January 10, 2012
History is more than names, dates, and facts. History is also the small details of everyday life, often not noted by historians. How does one cope with illness, find food, earn a living, adjust to strange surroundings, and attempt to preserve one’s humanity under the harsh conditions of war and poverty? Little is known of the 20,000 Jews who escaped to Shanghai during the Holocaust. Hebrew University professor emeritus Irene Eber has searched archives, libraries, private collections, and defunct newspapers to find letters, diaries, poems, short stories, and even cartoons that were composed by Jewish refugees in Shanghai in Yiddish, German, and Polish. Drawing from these documents she has painted a colorful picture of how uprooted and displaced families exemplified courage, strength, and determination to survive and even thrive under the most difficult circumstances. Shanghai was a city of 3.5 million people, with fifty nationalities, and saturated with poverty, narcotics, prostitution, and a Chinese language barrier which could not be read, spoken, or understood. Upon arrival in Shanghai , the refugees were dumbfounded to find available street travel by bus, trolley, car, bicycle, water buffalo carts, or rickshaw. Welcome to China!

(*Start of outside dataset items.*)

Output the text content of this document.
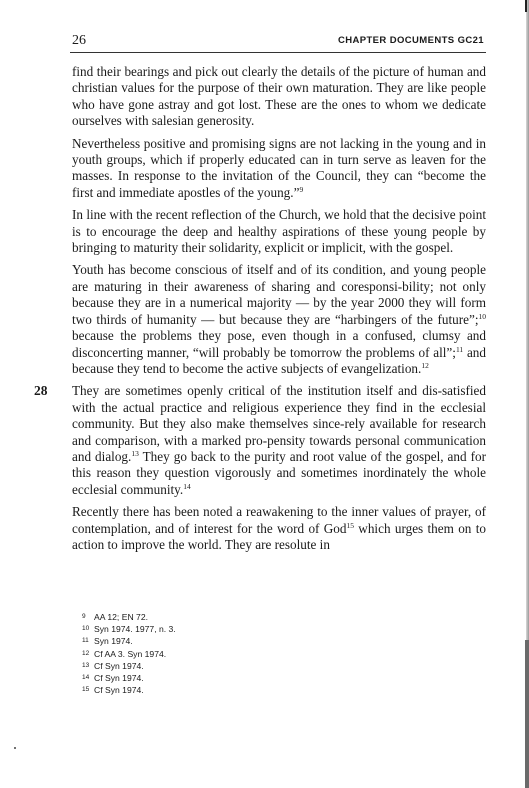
26	CHAPTER DOCUMENTS GC21
28

find their bearings and pick out clearly the details of the picture of human and christian values for the purpose of their own maturation. They are like people who have gone astray and got lost. These are the ones to whom we dedicate ourselves with salesian generosity.

Nevertheless positive and promising signs are not lacking in the young and in youth groups, which if properly educated can in turn serve as leaven for the masses. In response to the invitation of the Council, they can “become the first and immediate apostles of the young.”$^9$

In line with the recent reflection of the Church, we hold that the decisive point is to encourage the deep and healthy aspirations of these young people by bringing to maturity their solidarity, explicit or implicit, with the gospel.

Youth has become conscious of itself and of its condition, and young people are maturing in their awareness of sharing and coresponsi-bility; not only because they are in a numerical majority — by the year 2000 they will form two thirds of humanity — but because they are “harbingers of the future”;$^{10}$ because the problems they pose, even though in a confused, clumsy and disconcerting manner, “will probably be tomorrow the problems of all”;$^{11}$ and because they tend to become the active subjects of evangelization.$^{12}$

They are sometimes openly critical of the institution itself and dis-satisfied with the actual practice and religious experience they find in the ecclesial community. But they also make themselves since-rely available for research and comparison, with a marked pro-pensity towards personal communication and dialog.$^{13}$ They go back to the purity and root value of the gospel, and for this reason they question vigorously and sometimes inordinately the whole ecclesial community.$^{14}$

Recently there has been noted a reawakening to the inner values of prayer, of contemplation, and of interest for the word of God$^{15}$ which urges them on to action to improve the world. They are resolute in

9 AA 12; EN 72.
10 Syn 1974. 1977, n. 3.
11 Syn 1974.
12 Cf AA 3. Syn 1974.
13 Cf Syn 1974.
14 Cf Syn 1974.
15 Cf Syn 1974.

Via letters, poems, and diaries, we learn that the refugees created a rich cultural life of publishing, theater, and even broadcasting. We can now read their thoughts, hear their voices, and share the poetry they created. Amazingly, there were eleven German-Jewish newspapers and journals. There were even six Yiddish newspapers, both secular and religious. A Yiddish theater had sellout performances of the Dybbuk, Mirele Efros, and even Tevye the Dairyman, which were all written from memory. Remarkably, there was even a Yiddish radio station that broadcast three times a week; a performance of a humorous variety show, “Hamantashen with Rice,” even brought laughs to the refugees.
Documents demonstrate the Jewish refugees’ compassion for the Chinese children, clothed in rags and always hungry, and for the poorest of the poor, such as a rickshaw puller who, running barefoot at night in the cold rain, stepped on a piece of glass but continued to run while the glass cut deeper and deeper into his foot. The refugees’ concern for the suffering of fellow human beings, and anger and disappointment at our indifferent world, are themes we rarely read of in history books.

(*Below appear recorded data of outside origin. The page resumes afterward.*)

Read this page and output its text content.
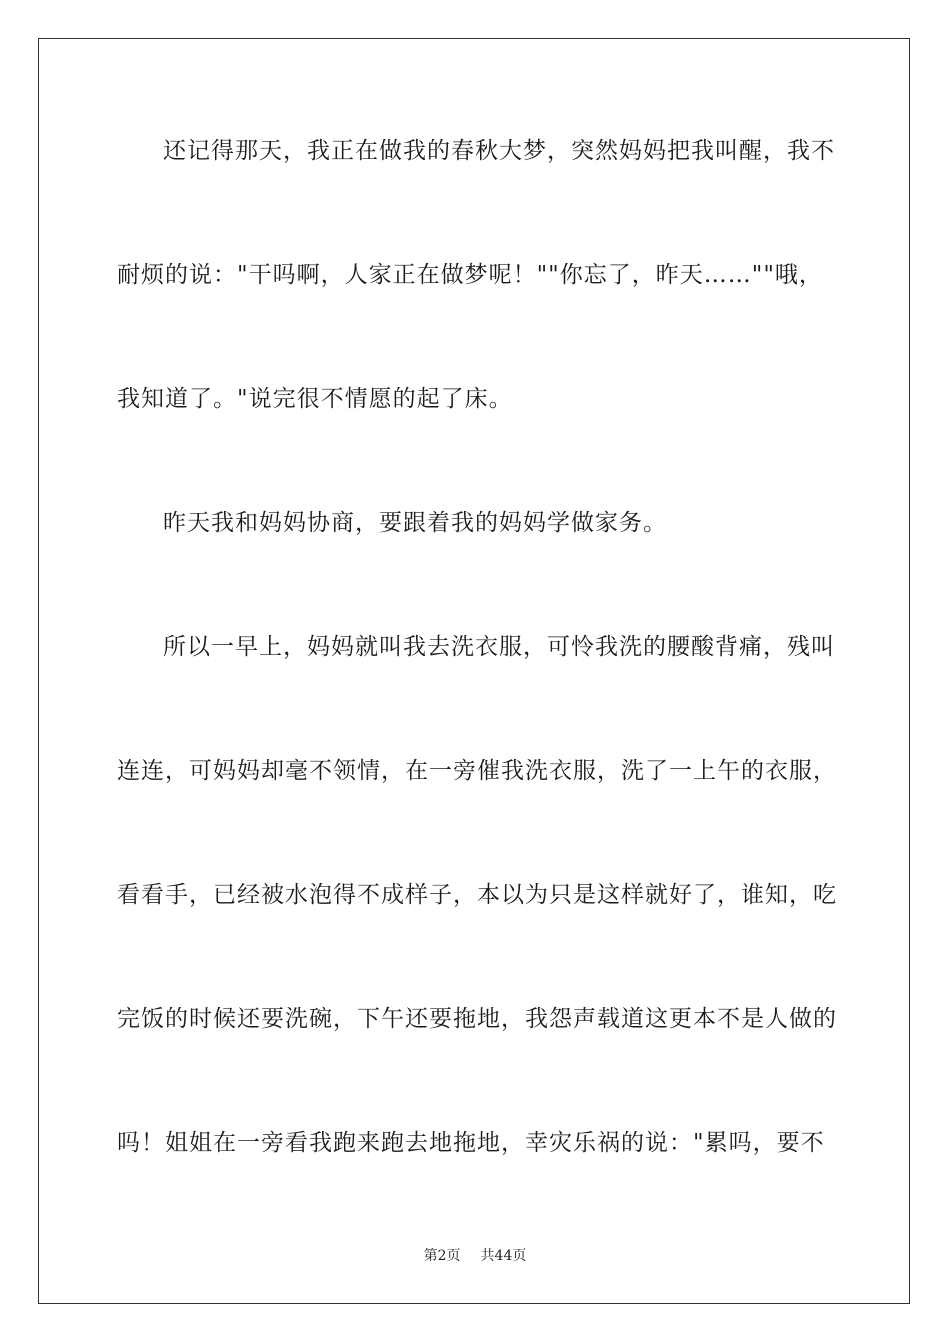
还记得那天，我正在做我的春秋大梦，突然妈妈把我叫醒，我不
耐烦的说："干吗啊，人家正在做梦呢！""你忘了，昨天……""哦，
我知道了。"说完很不情愿的起了床。
昨天我和妈妈协商，要跟着我的妈妈学做家务。
所以一早上，妈妈就叫我去洗衣服，可怜我洗的腰酸背痛，残叫
连连，可妈妈却毫不领情，在一旁催我洗衣服，洗了一上午的衣服，
看看手，已经被水泡得不成样子，本以为只是这样就好了，谁知，吃
完饭的时候还要洗碗，下午还要拖地，我怨声载道这更本不是人做的
吗！姐姐在一旁看我跑来跑去地拖地，幸灾乐祸的说："累吗，要不
第2页 共44页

Reading their letters, we do not find self pity, but worry about those left behind in Europe . We find a description of the Jewish school in Shanghai which during the war provided happiness and self-esteem to the children, had a model curriculum, and even found employment for all the graduates. Impressive, too, are the lectures and newspaper articles that explained and interpreted the Chinese language, philosophy, and culture to the refugees who were eager to understand their new neighbors. And together the Chinese and Jews worked with superhuman strength to rescue those buried in the ruins when their area was accidentally bombed by Americans. Fortunately, Professor Eber found a woman’s diary, for now we can read a woman’s perception and hear a woman’s voice, so often neglected by historians.
Remarkably, Eber was able to translate German and Yiddish poetry into English rhyme. (For those who can read German or Yiddish, it would have been helpful if the original text had been printed alongside the translation.) All writers and readers of history can learn a valuable lesson from Eber. Index of names, notes.